Patrick Murphy: We're getting an election - just not the one we expected
JUST as our politicians were expecting another election, they have got one - but not the one they were expecting. Instead of a possible Assembly contest in the event of the talks collapsing at Stormont, they are now faced with a Westminster poll, which is likely to side-line the talks.
Modern tradition in Northern politics suggests that political agreement is reached after an election, not before it. This means that the Stormont talks have now been reduced to a single issue - the election - which is more likely to prompt division than agreement.
So what exactly is Mrs May hoping to achieve and how will it all pan out? There are three answers: one each for England, Scotland and ourselves.
In terms of English politics, the Prime Minister has made a clever move. No election is risk-free, but this one appears to carry fewer threats than most. To some extent it will be a re-run of the Brexit referendum.
A more united Conservative party will face an increasingly fragmented Labour Party, which still lacks clarity on Britain's EU membership.
Although seizing what she sees as an opportunity to rout Labour, Mrs May has her eye on bigger prizes.
A successful result will allow her to achieve a strong Commons majority, which will head off a likely rejection of the final Brexit deal by a rebellious House of Lords.
This in turn will allow her to determine how and with whom, Britain develops trade agreements.
More importantly, it will allow her to shape the nature of British society for a generation. If Mrs Thatcher began the job of moving Britain to the right, a significant election victory will allow Mrs May to finish it.
It will be different in Scotland, which poses Mrs May's greatest electoral threat. The Scottish Nationalists will use the election as a rehearsal for a referendum on national independence.
Fuelled largely by an anti-Brexit sentiment, the nationalists are likely to retain their commanding hold on Scottish politics.
The rebellious Scots rather than the rebellious Lords may prove more troublesome to Mrs May's Brexit plans in the long run.
Which just leaves Northern Ireland. It appears that this time around we are just an afterthought in the grand scheme of Conservative Party politics. Over here, the election will be about the border.
Much of that argument will be in the context of Brexit, but since elections here tend to take the constitutional out in us, we can expect a more than usual upturn in flag-waving on both sides.
Unionism needs a good election. Only some form of unionist pact can achieve that outcome, because, unlike in an Assembly election, there will be no room for transfer deals. Will new UUP leader, Robin Swann, sacrifice his party on the altar of unionist unity?
Either way he risks the UUP's future, particularly since uncertainty about Brexit in both unionist parties means it may be hard to get voters out. The DUP also faces a residual problem of electoral confidence in the now dying embers of the RHI scandal.
Sinn Féin has helped somewhat by moving the agenda on to issues such as the Irish language, leaving Arlene Foster on the firmer footing of border politics. On a personal and a party level, she must do well. This could be her last chance.
For Sinn Féin, it is likely to be business as usual. Its main challenge will be trying to win back Fermanagh and South Tyrone from unionism. Brexit may help its cause.

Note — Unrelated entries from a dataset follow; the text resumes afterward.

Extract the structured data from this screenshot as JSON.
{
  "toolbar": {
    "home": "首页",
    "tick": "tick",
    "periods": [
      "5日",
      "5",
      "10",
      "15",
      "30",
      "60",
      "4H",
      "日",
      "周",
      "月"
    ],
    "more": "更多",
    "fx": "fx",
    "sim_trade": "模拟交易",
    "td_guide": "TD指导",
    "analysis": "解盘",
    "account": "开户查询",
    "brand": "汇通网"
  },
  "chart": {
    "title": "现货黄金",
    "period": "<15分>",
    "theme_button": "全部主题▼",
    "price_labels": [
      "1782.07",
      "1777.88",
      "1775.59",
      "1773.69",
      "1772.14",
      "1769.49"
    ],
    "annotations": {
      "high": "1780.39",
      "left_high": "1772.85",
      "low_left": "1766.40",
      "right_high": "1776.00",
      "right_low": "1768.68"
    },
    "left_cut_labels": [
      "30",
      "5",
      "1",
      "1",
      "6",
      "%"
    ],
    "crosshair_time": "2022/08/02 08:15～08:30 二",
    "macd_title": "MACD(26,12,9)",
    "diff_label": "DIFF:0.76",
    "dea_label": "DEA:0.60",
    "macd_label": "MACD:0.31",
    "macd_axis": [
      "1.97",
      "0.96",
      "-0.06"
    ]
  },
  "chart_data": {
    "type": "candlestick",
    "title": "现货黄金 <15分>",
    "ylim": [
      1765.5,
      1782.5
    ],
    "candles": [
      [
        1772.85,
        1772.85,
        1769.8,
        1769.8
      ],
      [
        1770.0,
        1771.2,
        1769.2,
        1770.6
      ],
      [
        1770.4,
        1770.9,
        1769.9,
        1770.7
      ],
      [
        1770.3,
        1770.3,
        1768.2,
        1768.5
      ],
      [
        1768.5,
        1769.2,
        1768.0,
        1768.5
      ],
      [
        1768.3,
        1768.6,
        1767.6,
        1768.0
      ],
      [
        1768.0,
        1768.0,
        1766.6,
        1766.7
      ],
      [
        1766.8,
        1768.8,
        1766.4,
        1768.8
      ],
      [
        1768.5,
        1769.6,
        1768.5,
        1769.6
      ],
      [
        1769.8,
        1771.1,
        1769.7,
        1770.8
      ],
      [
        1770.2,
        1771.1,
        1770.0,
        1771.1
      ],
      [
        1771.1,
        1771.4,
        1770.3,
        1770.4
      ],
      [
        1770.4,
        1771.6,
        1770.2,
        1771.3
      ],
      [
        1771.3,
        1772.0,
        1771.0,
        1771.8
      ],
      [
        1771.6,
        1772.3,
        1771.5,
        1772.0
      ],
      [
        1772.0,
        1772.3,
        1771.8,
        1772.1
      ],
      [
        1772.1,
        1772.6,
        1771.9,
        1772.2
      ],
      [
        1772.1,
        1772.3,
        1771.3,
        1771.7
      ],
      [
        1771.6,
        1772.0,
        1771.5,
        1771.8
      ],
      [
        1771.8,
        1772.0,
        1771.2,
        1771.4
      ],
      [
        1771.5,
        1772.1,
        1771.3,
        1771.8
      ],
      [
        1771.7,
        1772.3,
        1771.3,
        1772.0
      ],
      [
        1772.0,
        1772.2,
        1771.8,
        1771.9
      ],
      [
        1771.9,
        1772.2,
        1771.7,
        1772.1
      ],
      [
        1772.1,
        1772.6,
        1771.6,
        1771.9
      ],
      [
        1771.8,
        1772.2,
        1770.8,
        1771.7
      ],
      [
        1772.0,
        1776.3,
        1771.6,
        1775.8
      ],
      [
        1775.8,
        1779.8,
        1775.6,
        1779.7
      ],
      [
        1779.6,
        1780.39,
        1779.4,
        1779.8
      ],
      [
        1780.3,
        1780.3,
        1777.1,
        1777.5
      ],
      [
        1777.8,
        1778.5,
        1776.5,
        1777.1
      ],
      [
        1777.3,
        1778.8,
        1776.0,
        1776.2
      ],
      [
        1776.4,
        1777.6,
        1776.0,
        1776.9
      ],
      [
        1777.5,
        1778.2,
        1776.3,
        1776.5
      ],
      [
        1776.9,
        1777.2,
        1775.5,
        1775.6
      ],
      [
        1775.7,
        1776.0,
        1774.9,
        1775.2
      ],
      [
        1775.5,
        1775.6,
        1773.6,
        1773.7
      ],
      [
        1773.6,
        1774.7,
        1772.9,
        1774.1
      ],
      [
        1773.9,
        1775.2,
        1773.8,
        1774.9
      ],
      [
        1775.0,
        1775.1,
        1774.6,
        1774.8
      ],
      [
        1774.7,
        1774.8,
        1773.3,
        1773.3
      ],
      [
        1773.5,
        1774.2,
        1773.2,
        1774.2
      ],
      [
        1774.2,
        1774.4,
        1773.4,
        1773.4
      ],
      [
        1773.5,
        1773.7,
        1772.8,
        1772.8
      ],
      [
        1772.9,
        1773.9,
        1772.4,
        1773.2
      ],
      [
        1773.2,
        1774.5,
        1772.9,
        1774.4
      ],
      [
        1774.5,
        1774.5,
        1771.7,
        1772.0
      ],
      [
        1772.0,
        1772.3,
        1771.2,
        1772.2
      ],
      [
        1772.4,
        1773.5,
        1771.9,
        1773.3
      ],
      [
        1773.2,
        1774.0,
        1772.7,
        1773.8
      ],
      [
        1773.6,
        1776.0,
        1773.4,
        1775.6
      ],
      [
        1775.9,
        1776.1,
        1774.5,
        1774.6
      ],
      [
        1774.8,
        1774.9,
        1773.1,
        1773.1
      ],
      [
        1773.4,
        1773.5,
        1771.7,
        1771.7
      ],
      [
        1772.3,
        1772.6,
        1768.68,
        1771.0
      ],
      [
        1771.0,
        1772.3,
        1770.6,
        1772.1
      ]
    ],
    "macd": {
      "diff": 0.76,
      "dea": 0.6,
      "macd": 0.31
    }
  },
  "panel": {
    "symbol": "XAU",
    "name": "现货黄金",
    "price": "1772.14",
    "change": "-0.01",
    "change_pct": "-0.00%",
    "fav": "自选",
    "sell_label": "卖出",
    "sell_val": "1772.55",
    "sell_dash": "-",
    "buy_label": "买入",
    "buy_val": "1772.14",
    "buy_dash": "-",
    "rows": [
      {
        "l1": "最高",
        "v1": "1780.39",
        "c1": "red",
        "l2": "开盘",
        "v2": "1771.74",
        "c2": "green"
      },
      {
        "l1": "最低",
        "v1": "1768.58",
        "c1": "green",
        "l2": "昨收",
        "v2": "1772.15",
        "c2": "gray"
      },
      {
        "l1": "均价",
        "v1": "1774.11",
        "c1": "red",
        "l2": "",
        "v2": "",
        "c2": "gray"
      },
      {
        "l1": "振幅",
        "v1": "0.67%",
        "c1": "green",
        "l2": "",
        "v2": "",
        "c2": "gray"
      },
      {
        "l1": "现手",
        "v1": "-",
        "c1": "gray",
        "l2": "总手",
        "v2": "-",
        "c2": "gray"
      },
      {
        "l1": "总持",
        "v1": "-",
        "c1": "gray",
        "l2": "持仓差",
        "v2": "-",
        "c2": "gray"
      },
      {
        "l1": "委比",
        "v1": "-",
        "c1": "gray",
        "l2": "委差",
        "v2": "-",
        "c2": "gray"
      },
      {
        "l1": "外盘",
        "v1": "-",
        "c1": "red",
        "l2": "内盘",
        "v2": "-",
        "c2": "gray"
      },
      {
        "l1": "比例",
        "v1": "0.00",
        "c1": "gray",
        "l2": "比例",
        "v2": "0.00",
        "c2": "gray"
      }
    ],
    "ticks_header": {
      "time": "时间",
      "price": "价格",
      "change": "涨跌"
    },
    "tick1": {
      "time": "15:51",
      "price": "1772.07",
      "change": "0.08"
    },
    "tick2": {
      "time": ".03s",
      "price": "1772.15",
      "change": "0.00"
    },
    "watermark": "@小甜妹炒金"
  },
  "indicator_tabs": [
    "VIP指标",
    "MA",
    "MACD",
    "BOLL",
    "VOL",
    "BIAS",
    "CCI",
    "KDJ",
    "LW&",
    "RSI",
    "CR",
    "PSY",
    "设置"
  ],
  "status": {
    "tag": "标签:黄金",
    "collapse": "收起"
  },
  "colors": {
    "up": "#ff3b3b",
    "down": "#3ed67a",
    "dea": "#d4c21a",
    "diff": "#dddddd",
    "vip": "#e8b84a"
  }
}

More interestingly, will the party continue to demand an Assembly election as part of its manifesto for a Westminster election - and, if so, could we have both on the one day?
Overall, it will be a pivotal election in three different parts of the UK. In theory, it offers a chance for cross-community consensus on Brexit to overcome traditional political differences.
But the harsh reality of sectarian politics and growing intransigence in Stormont will more likely combine to give us another traditional result - which will probably leave us at odds with the new political environments in England and Scotland.